Disasterchannel.co,- Menyadari kita berada dalam zona merah bencana, berkaca dari berbagai peristiwa bencana dari berbagai seluruh wilayah indonesia. Maka sudah sewajarnya kita harus sadar dan mempunyai pengetahuan dan ketrampilan yang memadai tentang risiko bencana. Apalagi kita tinggal di daerah yang rawan bencana walau bencana itu sendiri tidak selalu terjadi, namun kewaspadaan harus tetap tinggi. Bencana dapat datang kapan saja, ada yang bisa diprediksi seperti banjir dan ada juga yang tidak bisa diprediksi seperti gempa bumi.

Menyadari hal diatas, saat ini Palang Merah Indonesia (PMI) Kota Sukabumi melalui dukungan dari Palang Merah Amerika (Amcross) dan USAID mendorong partisipasi masyarakat untuk melakukan pemetaan risiko terhadap daerah rawan bencana di Kota Sukabumi, Jawa Barat tepatnya di Kelurahan/Kecamatan Baros.

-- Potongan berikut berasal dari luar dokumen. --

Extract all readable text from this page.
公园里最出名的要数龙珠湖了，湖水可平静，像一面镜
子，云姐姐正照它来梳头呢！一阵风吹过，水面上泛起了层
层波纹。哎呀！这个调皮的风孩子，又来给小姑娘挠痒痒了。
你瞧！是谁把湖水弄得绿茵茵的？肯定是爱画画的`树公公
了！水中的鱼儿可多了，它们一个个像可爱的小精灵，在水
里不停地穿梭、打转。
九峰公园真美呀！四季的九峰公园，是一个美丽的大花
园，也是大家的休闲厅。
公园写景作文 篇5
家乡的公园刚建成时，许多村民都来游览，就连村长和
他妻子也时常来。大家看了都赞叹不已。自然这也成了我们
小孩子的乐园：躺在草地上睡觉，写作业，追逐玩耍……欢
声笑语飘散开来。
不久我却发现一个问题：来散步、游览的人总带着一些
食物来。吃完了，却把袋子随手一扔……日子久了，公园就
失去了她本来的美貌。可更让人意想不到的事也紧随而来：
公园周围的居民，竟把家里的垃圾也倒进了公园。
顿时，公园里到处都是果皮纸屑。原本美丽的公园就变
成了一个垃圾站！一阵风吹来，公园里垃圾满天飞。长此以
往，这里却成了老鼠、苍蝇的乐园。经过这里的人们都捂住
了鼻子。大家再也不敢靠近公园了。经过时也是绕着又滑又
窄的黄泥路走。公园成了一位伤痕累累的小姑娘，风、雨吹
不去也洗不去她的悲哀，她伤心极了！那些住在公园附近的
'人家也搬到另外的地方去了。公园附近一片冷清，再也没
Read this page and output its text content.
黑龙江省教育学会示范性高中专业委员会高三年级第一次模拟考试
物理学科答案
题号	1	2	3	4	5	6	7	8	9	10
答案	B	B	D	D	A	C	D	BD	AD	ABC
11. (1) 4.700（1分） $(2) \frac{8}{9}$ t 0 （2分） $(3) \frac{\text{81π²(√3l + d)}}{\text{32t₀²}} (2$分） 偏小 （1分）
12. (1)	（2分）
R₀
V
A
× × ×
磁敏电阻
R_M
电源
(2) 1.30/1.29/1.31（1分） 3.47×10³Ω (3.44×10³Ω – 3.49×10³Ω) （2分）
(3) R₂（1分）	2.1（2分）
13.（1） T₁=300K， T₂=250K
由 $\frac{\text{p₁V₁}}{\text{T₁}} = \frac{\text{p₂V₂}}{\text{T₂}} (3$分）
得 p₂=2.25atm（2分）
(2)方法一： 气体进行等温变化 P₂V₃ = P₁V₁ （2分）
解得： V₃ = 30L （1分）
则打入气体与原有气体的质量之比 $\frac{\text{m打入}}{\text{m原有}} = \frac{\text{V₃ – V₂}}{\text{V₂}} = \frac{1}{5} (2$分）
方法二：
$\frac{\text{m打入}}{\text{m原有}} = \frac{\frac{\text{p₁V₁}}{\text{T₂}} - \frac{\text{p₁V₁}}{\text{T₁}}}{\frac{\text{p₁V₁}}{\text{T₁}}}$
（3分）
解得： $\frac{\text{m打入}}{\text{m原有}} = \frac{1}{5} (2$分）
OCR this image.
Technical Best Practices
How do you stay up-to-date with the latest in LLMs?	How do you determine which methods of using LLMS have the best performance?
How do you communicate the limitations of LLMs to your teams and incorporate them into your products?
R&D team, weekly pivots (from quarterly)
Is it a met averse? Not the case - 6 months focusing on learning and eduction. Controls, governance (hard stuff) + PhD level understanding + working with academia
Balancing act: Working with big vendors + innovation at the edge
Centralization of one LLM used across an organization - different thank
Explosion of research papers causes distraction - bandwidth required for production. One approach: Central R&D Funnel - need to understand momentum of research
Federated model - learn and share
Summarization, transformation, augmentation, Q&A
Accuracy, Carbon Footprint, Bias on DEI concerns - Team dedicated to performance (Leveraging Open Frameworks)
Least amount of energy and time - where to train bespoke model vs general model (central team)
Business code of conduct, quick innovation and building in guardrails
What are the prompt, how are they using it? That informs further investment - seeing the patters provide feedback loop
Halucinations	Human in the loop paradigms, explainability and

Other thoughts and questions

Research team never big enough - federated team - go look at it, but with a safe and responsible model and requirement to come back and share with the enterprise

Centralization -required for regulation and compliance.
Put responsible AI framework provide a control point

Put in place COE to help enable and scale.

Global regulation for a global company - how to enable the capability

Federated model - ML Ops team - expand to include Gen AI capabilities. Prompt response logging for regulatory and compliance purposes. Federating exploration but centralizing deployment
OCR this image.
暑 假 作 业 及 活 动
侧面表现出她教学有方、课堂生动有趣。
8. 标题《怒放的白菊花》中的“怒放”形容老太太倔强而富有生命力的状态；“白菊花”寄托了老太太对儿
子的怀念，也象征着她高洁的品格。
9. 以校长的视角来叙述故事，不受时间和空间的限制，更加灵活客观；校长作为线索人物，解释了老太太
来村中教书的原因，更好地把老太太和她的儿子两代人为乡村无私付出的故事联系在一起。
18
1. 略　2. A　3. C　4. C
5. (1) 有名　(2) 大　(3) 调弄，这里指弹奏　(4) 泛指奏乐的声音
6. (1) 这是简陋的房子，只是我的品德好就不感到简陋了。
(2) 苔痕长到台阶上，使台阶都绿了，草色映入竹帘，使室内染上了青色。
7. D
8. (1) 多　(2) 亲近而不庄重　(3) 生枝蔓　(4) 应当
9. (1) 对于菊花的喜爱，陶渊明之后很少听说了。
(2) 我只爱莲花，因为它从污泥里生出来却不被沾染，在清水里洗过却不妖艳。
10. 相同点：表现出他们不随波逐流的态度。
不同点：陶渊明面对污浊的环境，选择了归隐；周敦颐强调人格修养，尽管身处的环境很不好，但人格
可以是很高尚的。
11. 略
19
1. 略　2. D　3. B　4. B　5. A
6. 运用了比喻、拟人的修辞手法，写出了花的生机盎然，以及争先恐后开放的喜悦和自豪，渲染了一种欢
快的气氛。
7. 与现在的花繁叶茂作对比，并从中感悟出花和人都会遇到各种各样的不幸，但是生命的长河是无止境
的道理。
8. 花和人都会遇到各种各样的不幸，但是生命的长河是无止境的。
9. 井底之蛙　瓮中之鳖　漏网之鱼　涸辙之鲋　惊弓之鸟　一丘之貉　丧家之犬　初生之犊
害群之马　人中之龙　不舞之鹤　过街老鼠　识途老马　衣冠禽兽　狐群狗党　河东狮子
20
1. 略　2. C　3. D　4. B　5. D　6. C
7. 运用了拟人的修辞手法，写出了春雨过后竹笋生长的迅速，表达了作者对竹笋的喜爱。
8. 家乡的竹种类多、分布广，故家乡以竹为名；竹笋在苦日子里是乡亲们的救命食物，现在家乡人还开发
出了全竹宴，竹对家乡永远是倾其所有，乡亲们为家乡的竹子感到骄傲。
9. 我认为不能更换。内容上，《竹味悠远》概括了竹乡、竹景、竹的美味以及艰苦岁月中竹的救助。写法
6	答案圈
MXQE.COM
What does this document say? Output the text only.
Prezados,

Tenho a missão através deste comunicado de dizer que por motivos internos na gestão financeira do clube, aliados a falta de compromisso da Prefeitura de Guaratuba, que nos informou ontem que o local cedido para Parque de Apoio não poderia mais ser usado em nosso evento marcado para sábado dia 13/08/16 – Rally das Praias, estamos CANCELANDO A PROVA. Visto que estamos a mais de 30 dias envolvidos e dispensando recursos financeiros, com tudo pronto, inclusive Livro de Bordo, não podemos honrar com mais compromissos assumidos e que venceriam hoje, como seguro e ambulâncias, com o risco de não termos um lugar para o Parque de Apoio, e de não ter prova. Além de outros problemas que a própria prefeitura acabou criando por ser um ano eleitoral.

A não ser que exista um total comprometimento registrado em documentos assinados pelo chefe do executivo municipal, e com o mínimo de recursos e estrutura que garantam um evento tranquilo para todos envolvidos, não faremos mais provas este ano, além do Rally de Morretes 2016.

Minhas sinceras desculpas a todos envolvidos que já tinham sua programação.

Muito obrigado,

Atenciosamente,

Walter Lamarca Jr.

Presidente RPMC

“Pemetaan risiko (risk Mapping) ini merupakan salah satu rangkaian kegiatan program kesiapsiagaan gempa bumi yang dilakukan oleh PMI Kota sukabumi melalui dukungan PMI Pusat dan Palang Merah Amerika (Amcross),” kata Kabag Sistem Informasi Biro IT PMI Pusat Parmin.

Menurutnya, pemetaan yang dilakukan pihaknya ini memakan waktu selama delapan hari dengan melibatkan masyarakat sekitar. Tujuan dari kegiatan ini untuk memetakan peta risiko yang terdiri dari kebutuhan peta analisa
kapasitas, kerentanan dan risiko di wilayah intervensi program

Peta ini dibuat berdasarkan partisipasi masyarakat Kelurahan Baros dan para relawan Sibat PMI sehingga, tujuannya masyarakat ini membuat peta dan paham apa yang ada di daerahnya tersebut tentang kerentanan, kapasitas dan risiko yang bisa timbul di wilayah ini.

Pihaknya juga mendapatkan banyak pertanyaan dari relawan Siaga Bencana Berbasis Masyarakat (SIBAT) PMI Kelurahan Baros yang ingin tahu jalur evakuasi dan titik kumpul bila terjadi bila terjadi gempa bumi.

“Peta ini akan selalu diperbaharui atau update jika terjadi perubahan-perubahan yang ada di Kelurahan Baros dan bisa disesuaikan dengan kebutuhan dan potensi yang ada,” tambahnya.

Sementara, Camat Baros Yunita Nusmeri Sitepu didampingi Lurah Baros dan ketua PMI kecamatan Baros mengatakan dengan adanya peta yang dibuat PMI ini tentunya sangat bermanfaat apalagi, Sukabumi merupakan salah satu daerah rawan bencana salah satunya gempa bumi.

Dengan adanya peta itu warga bisa mengetahui kondisi daerahnya masing-masing serta mampu memitigasi bencana dan melakukan upaya pengurangan risiko untuk meminimalisasikan dampaknya jika terjadi gempa bumi.